Pride flags and South Korea flags wave, this article is about the gay ban in the military
Image: X @myhlee

On Thursday, October 26, South Korea’s constitutional court voted five to four to uphold a law banning same-sex relationships in the military armed forces.

In South Korea, all men between the ages of 18 and 28 are required to serve in the military for at least 18 months. Under the Military Criminal Act, members of the armed forces who are found in a same-sex relationship can face up to two years in prison.

While the law explicitly prohibits “anal intercourse”, it is generally understood to apply to all same-sex relationships. The law has been used to arrest dozens of men serving in the military.

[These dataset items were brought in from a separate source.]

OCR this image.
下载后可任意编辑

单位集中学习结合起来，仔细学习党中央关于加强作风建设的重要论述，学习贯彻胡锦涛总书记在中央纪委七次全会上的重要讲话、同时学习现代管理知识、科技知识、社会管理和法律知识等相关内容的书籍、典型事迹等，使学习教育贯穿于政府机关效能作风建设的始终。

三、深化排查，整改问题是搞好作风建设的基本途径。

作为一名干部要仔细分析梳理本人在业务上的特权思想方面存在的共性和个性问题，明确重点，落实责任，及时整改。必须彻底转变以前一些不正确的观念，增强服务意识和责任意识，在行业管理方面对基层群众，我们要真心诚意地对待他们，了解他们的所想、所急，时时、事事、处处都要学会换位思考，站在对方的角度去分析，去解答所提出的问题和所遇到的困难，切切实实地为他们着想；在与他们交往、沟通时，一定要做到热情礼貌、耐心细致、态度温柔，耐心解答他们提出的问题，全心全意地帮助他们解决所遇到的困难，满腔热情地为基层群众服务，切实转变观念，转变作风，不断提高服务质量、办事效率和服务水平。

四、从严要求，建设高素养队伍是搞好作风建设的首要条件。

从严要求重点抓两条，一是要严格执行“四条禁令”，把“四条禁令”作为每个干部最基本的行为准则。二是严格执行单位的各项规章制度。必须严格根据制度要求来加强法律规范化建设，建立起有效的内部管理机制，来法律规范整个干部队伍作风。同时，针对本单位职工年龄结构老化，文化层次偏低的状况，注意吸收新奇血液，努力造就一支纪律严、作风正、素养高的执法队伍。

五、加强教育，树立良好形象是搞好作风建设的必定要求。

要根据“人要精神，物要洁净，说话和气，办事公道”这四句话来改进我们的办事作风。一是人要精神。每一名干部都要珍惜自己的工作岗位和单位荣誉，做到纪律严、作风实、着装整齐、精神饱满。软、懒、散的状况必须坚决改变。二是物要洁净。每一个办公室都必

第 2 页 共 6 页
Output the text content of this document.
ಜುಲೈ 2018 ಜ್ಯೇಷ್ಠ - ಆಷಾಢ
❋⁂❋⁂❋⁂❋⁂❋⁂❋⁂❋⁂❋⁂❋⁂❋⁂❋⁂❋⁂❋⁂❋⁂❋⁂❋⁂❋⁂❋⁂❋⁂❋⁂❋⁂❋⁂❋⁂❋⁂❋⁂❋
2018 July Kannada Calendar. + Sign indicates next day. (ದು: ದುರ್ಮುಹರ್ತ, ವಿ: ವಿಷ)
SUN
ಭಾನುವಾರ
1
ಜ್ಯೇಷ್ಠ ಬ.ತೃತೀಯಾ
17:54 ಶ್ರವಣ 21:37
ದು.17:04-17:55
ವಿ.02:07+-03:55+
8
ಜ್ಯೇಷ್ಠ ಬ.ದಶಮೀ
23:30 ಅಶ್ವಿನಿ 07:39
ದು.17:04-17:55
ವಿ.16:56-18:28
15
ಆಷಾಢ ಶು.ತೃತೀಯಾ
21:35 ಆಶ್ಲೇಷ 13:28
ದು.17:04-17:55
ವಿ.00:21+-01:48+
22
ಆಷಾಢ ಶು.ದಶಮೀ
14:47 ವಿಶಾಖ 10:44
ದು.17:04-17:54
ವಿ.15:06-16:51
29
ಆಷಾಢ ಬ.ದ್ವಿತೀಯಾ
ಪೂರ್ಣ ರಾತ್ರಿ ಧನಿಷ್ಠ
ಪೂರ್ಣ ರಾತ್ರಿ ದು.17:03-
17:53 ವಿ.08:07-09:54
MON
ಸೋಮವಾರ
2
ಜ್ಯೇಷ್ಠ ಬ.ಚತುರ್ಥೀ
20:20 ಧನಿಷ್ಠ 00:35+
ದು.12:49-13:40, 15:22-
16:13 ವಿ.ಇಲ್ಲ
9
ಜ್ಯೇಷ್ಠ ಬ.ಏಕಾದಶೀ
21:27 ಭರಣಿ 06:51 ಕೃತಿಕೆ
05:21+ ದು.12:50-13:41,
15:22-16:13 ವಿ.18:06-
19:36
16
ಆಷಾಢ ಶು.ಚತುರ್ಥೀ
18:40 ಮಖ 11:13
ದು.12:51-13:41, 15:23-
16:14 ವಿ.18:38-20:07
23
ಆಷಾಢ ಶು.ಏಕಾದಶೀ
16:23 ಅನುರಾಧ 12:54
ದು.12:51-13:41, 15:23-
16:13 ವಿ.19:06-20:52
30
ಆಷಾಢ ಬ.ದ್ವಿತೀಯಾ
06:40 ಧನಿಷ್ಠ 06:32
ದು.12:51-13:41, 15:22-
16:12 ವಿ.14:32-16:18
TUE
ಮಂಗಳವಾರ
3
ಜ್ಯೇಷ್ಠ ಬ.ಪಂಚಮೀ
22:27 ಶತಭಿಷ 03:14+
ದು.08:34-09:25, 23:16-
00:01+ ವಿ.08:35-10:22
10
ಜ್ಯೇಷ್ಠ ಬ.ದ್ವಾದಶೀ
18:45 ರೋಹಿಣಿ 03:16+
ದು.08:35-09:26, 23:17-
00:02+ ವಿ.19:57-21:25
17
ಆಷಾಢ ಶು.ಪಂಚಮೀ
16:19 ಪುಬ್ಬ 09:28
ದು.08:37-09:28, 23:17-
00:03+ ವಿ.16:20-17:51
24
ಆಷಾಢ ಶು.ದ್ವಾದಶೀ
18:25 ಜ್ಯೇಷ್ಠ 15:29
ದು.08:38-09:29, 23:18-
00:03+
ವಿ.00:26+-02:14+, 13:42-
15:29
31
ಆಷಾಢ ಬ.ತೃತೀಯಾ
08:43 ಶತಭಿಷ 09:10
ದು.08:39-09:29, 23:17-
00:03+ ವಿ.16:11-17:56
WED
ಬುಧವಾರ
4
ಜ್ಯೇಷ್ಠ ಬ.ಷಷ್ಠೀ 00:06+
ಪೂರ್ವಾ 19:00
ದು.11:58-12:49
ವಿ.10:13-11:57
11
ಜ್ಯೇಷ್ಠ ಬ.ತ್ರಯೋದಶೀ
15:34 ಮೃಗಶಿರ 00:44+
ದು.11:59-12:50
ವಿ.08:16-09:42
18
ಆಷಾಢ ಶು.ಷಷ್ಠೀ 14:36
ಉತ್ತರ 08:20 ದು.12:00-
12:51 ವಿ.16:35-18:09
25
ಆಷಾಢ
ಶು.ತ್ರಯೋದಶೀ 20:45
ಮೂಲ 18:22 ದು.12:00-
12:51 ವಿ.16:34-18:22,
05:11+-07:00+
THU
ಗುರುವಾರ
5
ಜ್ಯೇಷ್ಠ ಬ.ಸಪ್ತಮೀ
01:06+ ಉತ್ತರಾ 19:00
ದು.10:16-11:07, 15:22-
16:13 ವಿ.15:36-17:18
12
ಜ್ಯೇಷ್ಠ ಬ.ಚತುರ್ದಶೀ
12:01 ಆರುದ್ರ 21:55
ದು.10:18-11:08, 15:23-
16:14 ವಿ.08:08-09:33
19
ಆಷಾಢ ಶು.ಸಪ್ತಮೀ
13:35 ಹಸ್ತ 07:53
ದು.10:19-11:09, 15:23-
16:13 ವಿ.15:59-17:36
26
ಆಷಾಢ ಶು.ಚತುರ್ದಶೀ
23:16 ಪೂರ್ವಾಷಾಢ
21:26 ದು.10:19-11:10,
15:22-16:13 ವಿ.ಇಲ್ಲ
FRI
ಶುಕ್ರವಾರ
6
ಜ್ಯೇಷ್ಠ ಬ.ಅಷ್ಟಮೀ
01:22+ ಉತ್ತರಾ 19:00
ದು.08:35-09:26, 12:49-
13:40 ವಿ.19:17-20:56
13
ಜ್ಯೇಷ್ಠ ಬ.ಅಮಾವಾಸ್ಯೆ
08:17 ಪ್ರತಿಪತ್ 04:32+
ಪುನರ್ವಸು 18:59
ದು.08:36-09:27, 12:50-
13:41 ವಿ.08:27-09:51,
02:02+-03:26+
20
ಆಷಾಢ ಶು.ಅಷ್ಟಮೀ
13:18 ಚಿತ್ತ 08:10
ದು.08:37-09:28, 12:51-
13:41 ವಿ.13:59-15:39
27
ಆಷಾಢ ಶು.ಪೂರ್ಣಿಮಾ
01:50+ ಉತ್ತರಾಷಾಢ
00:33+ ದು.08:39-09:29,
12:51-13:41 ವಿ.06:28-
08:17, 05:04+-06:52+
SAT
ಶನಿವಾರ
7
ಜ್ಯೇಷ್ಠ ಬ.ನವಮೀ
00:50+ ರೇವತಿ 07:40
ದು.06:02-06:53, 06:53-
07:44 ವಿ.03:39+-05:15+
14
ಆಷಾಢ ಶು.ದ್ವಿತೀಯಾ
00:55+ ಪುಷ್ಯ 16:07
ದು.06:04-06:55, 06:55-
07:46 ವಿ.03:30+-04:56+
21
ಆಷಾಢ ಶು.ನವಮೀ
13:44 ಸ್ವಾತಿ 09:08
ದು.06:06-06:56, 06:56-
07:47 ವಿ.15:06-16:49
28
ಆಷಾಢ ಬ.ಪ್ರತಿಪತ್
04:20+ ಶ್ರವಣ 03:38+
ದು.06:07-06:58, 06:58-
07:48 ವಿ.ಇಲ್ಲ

Four of the judges dissented, stating that the language is “abstract and ambiguous” and highlighted concern over controlling an individual’s sexual orientation. Dissenting judges emphasised that there is “no reason” to differentiate between consensual sex between gay soldiers and heterosexual soldiers.

To justify their decision, the court claimed that allowing same-sex relationships could impact the military’s combat readiness. Since 2002, the court has reviewed and upheld the law four times. 


The ruling has been heavily criticised by activists, who say the outdated law is a major setback for LGBTQ+ rights and will likely fuel continued widespread discrimination against queer soldiers.

Amnesty International’s East Asia researcher, Boram Jang, said in a statement: “This continued endorsement for the criminalisation of consensual same-sex acts within the Korean military is a distressing setback in the decades-long struggle for equality in the country”. Jang added that the ruling risks justifying violence against LGBTQ+ people “both inside the military and in everyday life.”

While same-sex relationships between civilians have been decriminalised since 2003 in South Korea, same-sex marriage is still not recognised, and LGBTQ+ identities are widely stigmatised.

In February of this year, the court ruled in favour of a same-sex couple seeking equal health benefits. The ruling entitles same-sex couples to the same national health insurance coverage as heterosexual couples. It was described as the first recognition of legal rights for same-sex couples in South Korea.